Arrivano nuovi fondi dal Ministero per contrastare il dissesto idrogeologico in Sicilia sulla base della richiesta avanzata dall’assessorato regionale Territorio e Ambiente che ha documentato le esigenze.
I fondi stanziati dal Mase
Si tratta di quasi 18 milioni di euro stanziati dal ministero dell’Ambiente e della sicurezza energetica per finanziare interventi di contrasto al dissesto idrogeologico in Sicilia in base a documenti presentati dall’assessorato al Territorio.
“Si tratta di risorse fondamentali – dice l’assessore Giusi Savarino – che abbiamo ottenuto con una attenta programmazione, sia a livello regionale sia da parte del governo nazionale. I lavori che porteremo avanti si inseriscono in un più ampio quadro di rafforzamento delle politiche per la sicurezza del territorio, una nostra priorità strategica”.
Ecco quali interventi saranno finanziati e dove
Sono in tutto dieci i comuni che otterranno i fiondi per gli interventi. A far la parte del leone è la provincia di Messina seguita da quella di Agrigento. Gli interventi che saranno finanziati riguardano, infatti, diversi comuni siciliani: Naso, Piraino, Savoca e Scaletta Zanclea nel Messinese; Burgio, Favara, Porto Empedocle e Racalmuto nell’Agrigentino; Alimena nel Palermitano e Acireale nel Catanese.

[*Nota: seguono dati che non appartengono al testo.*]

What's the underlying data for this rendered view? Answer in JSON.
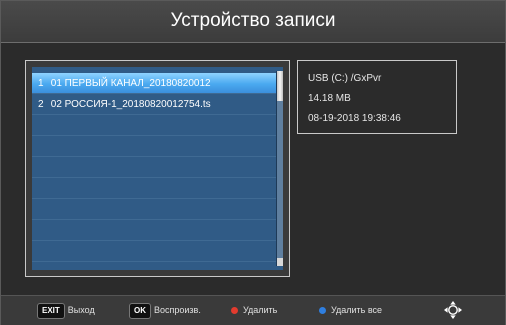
{
  "header": {
    "title": "Устройство записи"
  },
  "recordings": [
    {
      "num": "1",
      "name": "01 ПЕРВЫЙ КАНАЛ_20180820012",
      "selected": true
    },
    {
      "num": "2",
      "name": "02 РОССИЯ-1_20180820012754.ts",
      "selected": false
    }
  ],
  "info": {
    "path": "USB (C:) /GxPvr",
    "size": "14.18 MB",
    "datetime": "08-19-2018 19:38:46"
  },
  "footer": {
    "exit_key": "EXIT",
    "exit_label": "Выход",
    "ok_key": "OK",
    "ok_label": "Воспроизв.",
    "red_label": "Удалить",
    "blue_label": "Удалить все"
  },
  "colors": {
    "red_button": "#e23b2e",
    "blue_button": "#2f7fe0",
    "list_bg": "#305b86",
    "selected_row": "#4aa9f0"
  }
}
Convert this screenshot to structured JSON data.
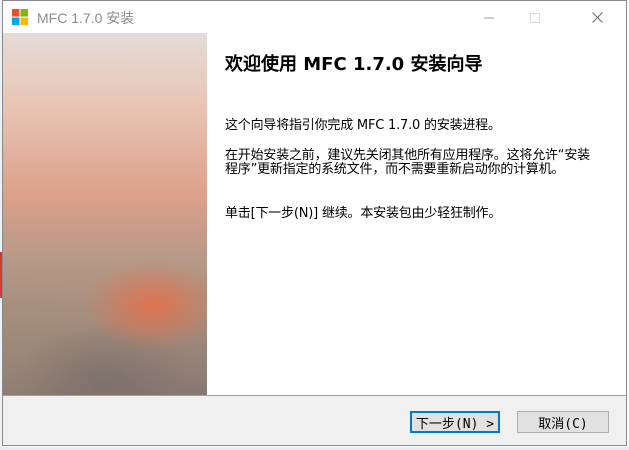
{
  "window": {
    "title": "MFC 1.7.0 安装"
  },
  "content": {
    "heading": "欢迎使用 MFC 1.7.0 安装向导",
    "paragraph_1": "这个向导将指引你完成 MFC 1.7.0 的安装进程。",
    "paragraph_2": "在开始安装之前，建议先关闭其他所有应用程序。这将允许“安装程序”更新指定的系统文件，而不需要重新启动你的计算机。",
    "paragraph_3": "单击[下一步(N)] 继续。本安装包由少轻狂制作。"
  },
  "buttons": {
    "next_label": "下一步(N) >",
    "cancel_label": "取消(C)"
  },
  "icons": {
    "app": "windows-logo-icon",
    "minimize": "minimize-icon",
    "maximize": "maximize-icon",
    "close": "close-icon"
  },
  "colors": {
    "accent": "#0078d7",
    "logo_red": "#f25022",
    "logo_green": "#7fba00",
    "logo_blue": "#00a4ef",
    "logo_yellow": "#ffb900"
  }
}
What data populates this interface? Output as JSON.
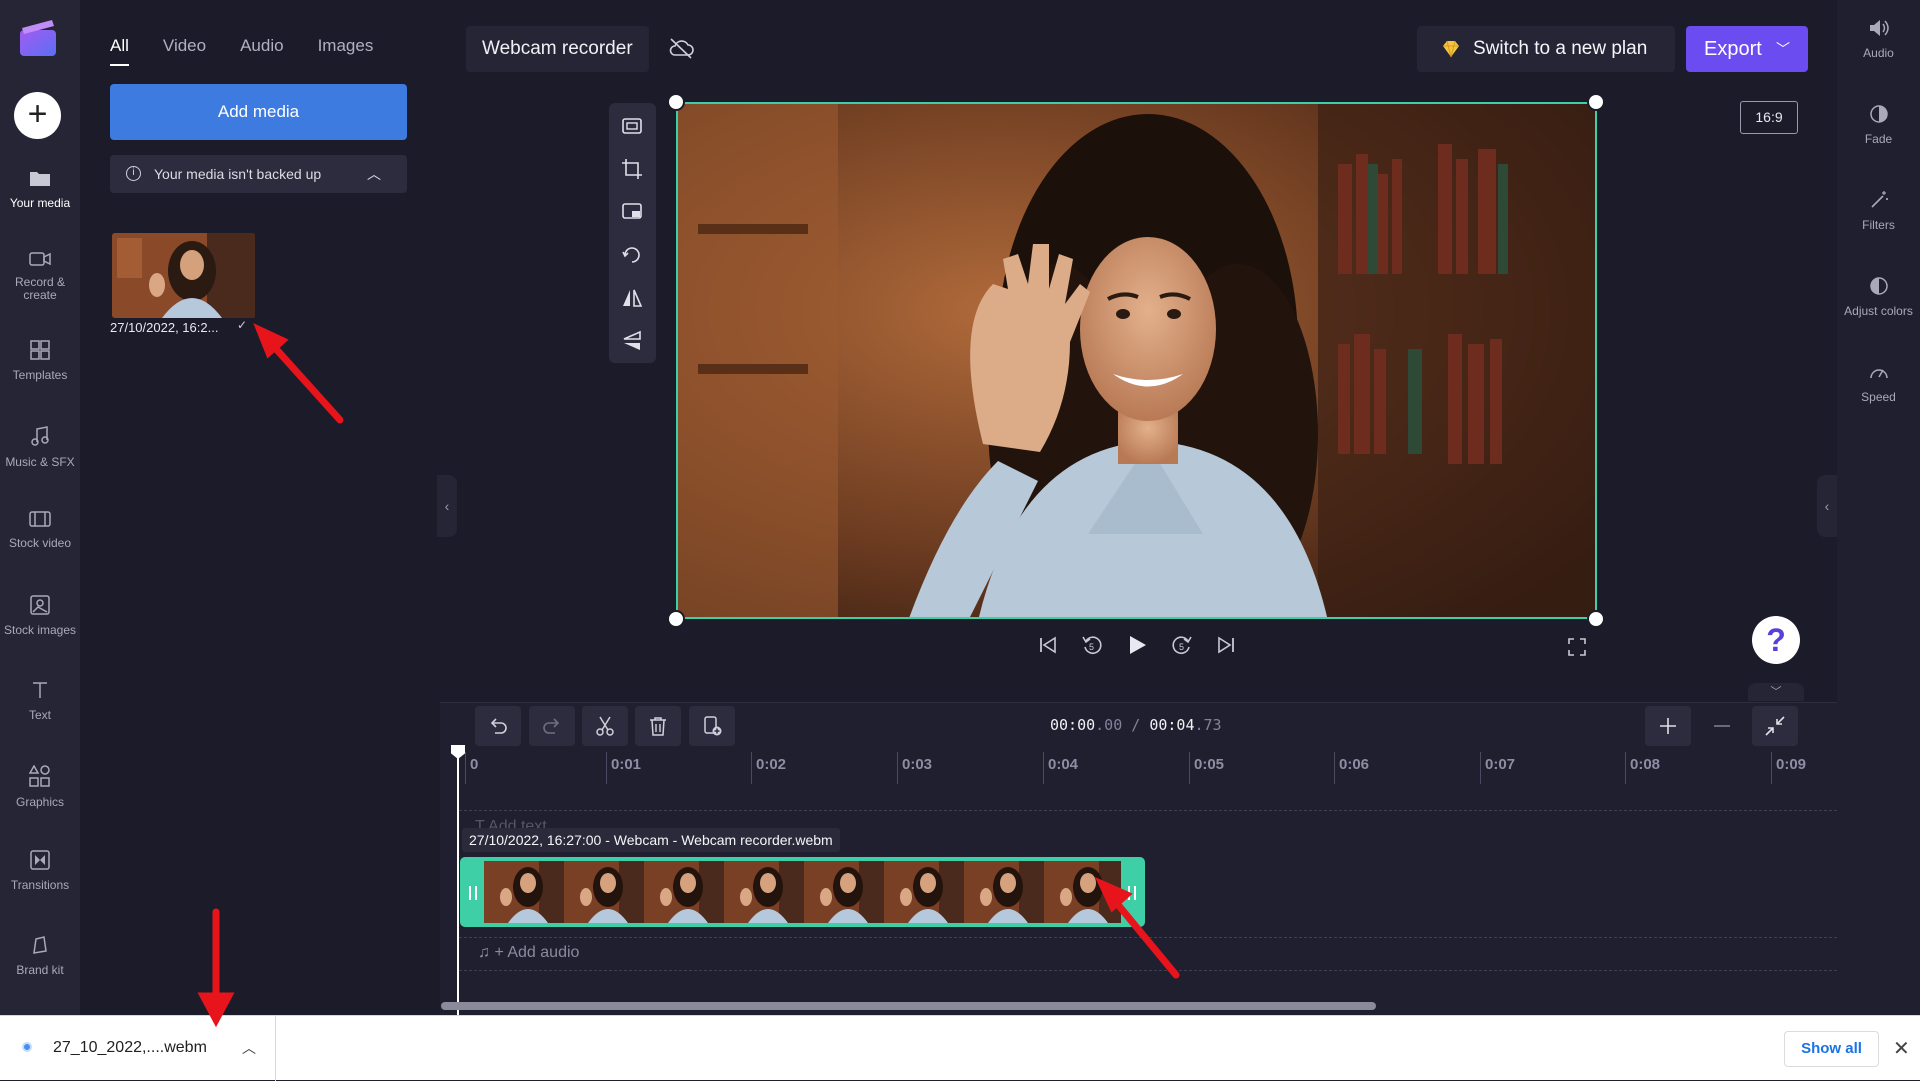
{
  "left_rail": {
    "items": [
      {
        "label": "Your media",
        "icon": "folder-icon"
      },
      {
        "label": "Record &\ncreate",
        "icon": "camera-icon"
      },
      {
        "label": "Templates",
        "icon": "templates-icon"
      },
      {
        "label": "Music & SFX",
        "icon": "music-icon"
      },
      {
        "label": "Stock video",
        "icon": "film-icon"
      },
      {
        "label": "Stock images",
        "icon": "image-icon"
      },
      {
        "label": "Text",
        "icon": "text-icon"
      },
      {
        "label": "Graphics",
        "icon": "shapes-icon"
      },
      {
        "label": "Transitions",
        "icon": "transitions-icon"
      },
      {
        "label": "Brand kit",
        "icon": "brand-icon"
      }
    ]
  },
  "media_panel": {
    "tabs": [
      "All",
      "Video",
      "Audio",
      "Images"
    ],
    "active_tab": "All",
    "add_media_label": "Add media",
    "backup_notice": "Your media isn't backed up",
    "media_item_label": "27/10/2022, 16:2..."
  },
  "topbar": {
    "project_title": "Webcam recorder",
    "upgrade_label": "Switch to a new plan",
    "export_label": "Export",
    "aspect_ratio": "16:9"
  },
  "right_rail": {
    "items": [
      {
        "label": "Audio",
        "icon": "speaker-icon"
      },
      {
        "label": "Fade",
        "icon": "fade-icon"
      },
      {
        "label": "Filters",
        "icon": "wand-icon"
      },
      {
        "label": "Adjust colors",
        "icon": "contrast-icon"
      },
      {
        "label": "Speed",
        "icon": "speedometer-icon"
      }
    ]
  },
  "timeline": {
    "time_current": "00:00",
    "time_current_frac": ".00",
    "time_separator": "/",
    "time_total": "00:04",
    "time_total_frac": ".73",
    "ruler_labels": [
      "0",
      "0:01",
      "0:02",
      "0:03",
      "0:04",
      "0:05",
      "0:06",
      "0:07",
      "0:08",
      "0:09"
    ],
    "add_text_label": "T  Add text",
    "clip_label": "27/10/2022, 16:27:00 - Webcam - Webcam recorder.webm",
    "add_audio_label": "+ Add audio"
  },
  "download_bar": {
    "file_name": "27_10_2022,....webm",
    "show_all_label": "Show all",
    "close_label": "✕"
  },
  "colors": {
    "accent_blue": "#3e7be0",
    "export_purple": "#6a4cf0",
    "selection_green": "#3ecfa6",
    "annotation_red": "#e8141c"
  }
}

“Si tratta di opere e progetti coerenti con i parametri di riferimento – prosegue Savarino – e che i territori attendevano da tempo. Metteremo in sicurezza i centri abitati, i costoni rocciosi, i versanti e le aree particolarmente esposte al rischio di frane e alluvioni. La programmazione nasce da un lavoro rigoroso e puntiglioso che ci ha permesso, come assessorato, di individuare i progetti inseriti nella piattaforma Rendis (Repertorio nazionale del dissesto) che rispettassero i requisiti richiesti. Questo è un passo concreto verso la tutela del territorio e la prevenzione dei rischi legati ai cambiamenti climatici. Adesso, continueremo a lavorare per permettere l’avvio celere dei cantieri e il completamento dei lavori in tempi rapidi, a totale beneficio delle comunità coinvolte”.